During Halloween, a thousand live bats had fluttered from the walls and ceiling while a thousand more had swooped over the tables in low black clouds, making the candles in the pumpkins stutter. The feast had appeared suddenly on the golden plates, as it had at the start-of-term banquet. They had had the time of their lives as Lucius, Avery and Bellatrix transfigured like trinkets for them to dress up in at night, to walk around scaring other kids.

As they entered November, the weather had turned very cold. The mountains around the school became icy gray and the lake like chilled steel. Every morning the ground was covered in frost. Hagrid could be seen from the Entrance Hall's archway, defrosting broomsticks on the Quidditch field, bundled up in a long moleskin overcoat, rabbit fur gloves, and enormous beaver-skin boots. Quidditch season was in, and James Potter had decided to tail Meredith to the pitch one day.

"Heard they wanted you on the team," James said cockily, walking fast behind Meredith, as she made her way down the pitch with Alakay and Severus. She huffed, bellowing foggy breath, trying her hardest to ignore him.

"They did, James," she replied curtly, walking faster now, making it hard for Alakay to keep up. Severus had told him once he might have this muggle disease of breathlessness. Alakay clutched his glasses hanging from his shirt as he ran behind Meredith.

"Are you playing on the match then?" James prompted.

"No—"

"So bad they had to kick you off as soon as you joined, huh?" James sneered. Alakay wondered how stupid this boy was, as there were three of Slytherins and one of James. Not that Alakay wanted to fight James, but if he absolutely had to, he'd pull out his spell book and say the worst ones.

"Shut it, James!" Meredith shouted, still continuing down the dried up vegetable patch that let to the cobblestoned path towards the Quidditch pitch. Alakay hoped desperately they reach there without Meredith hexing James.

"Why are you following her, Potter?" Alakay asked finally, as James followed her soundlessly for a few seconds.

James Potter sneered—actually sneered at Alakay, causing him to pause a second and blink, registering this. "I'm not following her!"

"It's Slytherin Practice today, James," Meredith said loudly. "You're following me because you have nothing better to do than get on my nerves."

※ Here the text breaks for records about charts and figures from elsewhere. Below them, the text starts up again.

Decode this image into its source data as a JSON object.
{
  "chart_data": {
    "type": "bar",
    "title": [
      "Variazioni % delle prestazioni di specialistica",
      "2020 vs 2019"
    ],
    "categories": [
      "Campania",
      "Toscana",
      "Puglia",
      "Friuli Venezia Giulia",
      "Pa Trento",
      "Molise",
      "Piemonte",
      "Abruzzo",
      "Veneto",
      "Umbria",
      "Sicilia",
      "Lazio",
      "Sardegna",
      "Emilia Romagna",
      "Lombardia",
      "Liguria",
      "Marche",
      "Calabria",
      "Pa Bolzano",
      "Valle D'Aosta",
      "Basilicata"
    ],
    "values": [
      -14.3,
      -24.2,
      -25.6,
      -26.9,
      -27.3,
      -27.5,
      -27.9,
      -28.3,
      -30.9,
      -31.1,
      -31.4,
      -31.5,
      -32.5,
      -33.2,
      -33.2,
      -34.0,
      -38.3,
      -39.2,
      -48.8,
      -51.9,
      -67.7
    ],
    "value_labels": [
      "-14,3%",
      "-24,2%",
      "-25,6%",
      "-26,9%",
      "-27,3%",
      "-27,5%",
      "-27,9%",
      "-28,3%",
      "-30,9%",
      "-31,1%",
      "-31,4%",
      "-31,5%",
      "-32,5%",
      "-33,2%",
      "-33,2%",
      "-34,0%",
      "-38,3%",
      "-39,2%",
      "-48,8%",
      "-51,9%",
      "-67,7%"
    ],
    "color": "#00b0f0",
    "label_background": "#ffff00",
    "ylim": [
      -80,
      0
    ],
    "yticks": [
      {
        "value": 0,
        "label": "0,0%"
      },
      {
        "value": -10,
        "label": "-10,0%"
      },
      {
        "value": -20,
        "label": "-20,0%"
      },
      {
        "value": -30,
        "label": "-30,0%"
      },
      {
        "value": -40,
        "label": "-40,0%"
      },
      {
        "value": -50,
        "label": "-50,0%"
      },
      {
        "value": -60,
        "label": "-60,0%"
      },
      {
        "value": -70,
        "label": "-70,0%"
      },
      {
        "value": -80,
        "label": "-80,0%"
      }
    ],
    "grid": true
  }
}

Severus, who was really close to him as they almost reached the pitch, had the most worried expression on his face. Alakay knew why. It had been a month since Meredith revealed to them about her Strecromancy, and it was a turmoil ever since. Meredith still believed she was sick, but Alakay and Severus had worked bit by bit, every day, trying to carefully pull together the broken pieces of her magic, and put it together. For Meredith. For her self-confidence. They had made her feel good enough to subtle use her magic when no one was present-late at nights when everyone would be gone, and the three of them would be alone, finishing homeworks, and she'd make her quill write by itself; or when the chilly water got too cold for the fireplace to sustain,and she'd magick the flames higher without a wand. Alakay even observed her eyes. She was interesting indeed.